The appeal court also said that Gakmakge should have been given sufficient time to hire an expert, at a minimum to assist him in cross-examining the expert, and at best to prepare a contrary opinion. That option would have been available at a trial by judge alone, which can be adjourned for an extended period of time. But given the impossibility of adjourning the jury trial for the time that would have been required, the “appellant’s subsidiary conclusion” to have the trial judge order a mistrial should have been granted.
That was not the only faux-pas committed by Prévost. The appeal court castigated her for changing her mind on another subject that “fitted nicely” with what she had told the jury about the sequence of events. During cross-examination at the preliminary inquiry she testified that the source of the blood came from both the appellant and his wife. At trial, however, she testified that the only source of the stain was Medeiros’, even though there was evidence of blood cells from Gakmakge. On top of that, Prévost discussed her new conclusions with a workplace colleague during a recess of the trial when she was already in the midst of testifying.

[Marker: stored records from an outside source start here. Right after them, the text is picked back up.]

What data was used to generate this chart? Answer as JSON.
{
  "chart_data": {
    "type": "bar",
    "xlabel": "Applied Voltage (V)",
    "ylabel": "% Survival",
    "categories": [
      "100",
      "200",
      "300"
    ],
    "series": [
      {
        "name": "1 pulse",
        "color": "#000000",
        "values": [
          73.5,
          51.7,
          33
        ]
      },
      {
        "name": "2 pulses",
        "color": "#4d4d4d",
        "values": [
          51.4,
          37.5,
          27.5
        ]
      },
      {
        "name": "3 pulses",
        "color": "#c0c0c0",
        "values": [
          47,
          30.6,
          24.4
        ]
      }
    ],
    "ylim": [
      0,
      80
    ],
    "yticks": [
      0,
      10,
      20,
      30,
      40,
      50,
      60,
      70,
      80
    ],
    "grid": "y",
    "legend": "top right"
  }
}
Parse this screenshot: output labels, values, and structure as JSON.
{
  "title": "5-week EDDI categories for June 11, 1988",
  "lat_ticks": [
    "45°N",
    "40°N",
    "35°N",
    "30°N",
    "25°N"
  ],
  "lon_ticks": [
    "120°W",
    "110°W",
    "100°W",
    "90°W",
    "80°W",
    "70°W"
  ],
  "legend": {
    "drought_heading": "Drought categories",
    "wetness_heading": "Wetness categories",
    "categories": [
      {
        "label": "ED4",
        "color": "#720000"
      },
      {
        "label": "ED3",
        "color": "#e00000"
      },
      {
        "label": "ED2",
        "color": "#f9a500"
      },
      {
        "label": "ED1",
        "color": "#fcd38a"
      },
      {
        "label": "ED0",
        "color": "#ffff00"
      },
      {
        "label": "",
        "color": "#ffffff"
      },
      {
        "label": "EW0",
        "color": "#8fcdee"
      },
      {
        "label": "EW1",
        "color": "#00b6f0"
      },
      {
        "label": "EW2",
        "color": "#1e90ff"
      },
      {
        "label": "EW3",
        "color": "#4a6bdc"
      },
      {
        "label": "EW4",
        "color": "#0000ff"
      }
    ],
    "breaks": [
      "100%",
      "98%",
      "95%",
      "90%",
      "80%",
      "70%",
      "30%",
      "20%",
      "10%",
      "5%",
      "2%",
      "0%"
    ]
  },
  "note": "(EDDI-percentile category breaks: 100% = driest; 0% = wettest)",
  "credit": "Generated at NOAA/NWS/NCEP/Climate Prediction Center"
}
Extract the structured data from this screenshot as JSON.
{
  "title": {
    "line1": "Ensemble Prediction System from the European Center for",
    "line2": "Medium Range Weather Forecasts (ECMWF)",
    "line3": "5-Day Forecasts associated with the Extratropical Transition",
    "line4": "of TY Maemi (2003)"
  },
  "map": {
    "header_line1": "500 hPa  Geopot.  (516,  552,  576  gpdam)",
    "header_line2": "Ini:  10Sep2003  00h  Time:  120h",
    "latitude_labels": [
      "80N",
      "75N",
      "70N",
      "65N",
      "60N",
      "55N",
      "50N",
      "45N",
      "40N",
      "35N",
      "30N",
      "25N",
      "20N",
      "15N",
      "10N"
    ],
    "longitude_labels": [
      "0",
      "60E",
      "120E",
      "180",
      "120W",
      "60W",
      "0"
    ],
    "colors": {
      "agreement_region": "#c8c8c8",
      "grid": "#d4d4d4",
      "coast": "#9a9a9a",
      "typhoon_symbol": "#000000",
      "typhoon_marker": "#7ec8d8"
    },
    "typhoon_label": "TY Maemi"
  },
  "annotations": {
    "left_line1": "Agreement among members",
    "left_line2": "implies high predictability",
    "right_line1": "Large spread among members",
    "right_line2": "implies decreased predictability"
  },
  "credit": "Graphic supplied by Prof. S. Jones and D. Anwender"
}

“That was extremely harmful to the defence, and the appeal court was right to order a new trial because the accused was deprived of a full and complete defence,” said Joëlle Roy, the former president of the Quebec Association of Defence Lawyers.
The ruling does not imply that an expert cannot change their opinion, said Véronique Robert, a Montreal criminal lawyer. An expert can make changes to their report but risks losing credibility. “The sciences are rarely exact,” said Robert. “An expert might learn new elements and bring about nuances to his conclusions, but if he changes his opinion he risks losing his credibility.”
Ever since the notorious case of Guy Turcotte, the former cardiologist who was found in 2011 criminally not responsible of killing his two children to death by reason of mental illness, expert witnesses have been under intense scrutiny, noted Manocchio. “They are being watched and have to be very careful about what they say. This decision is a message to them.”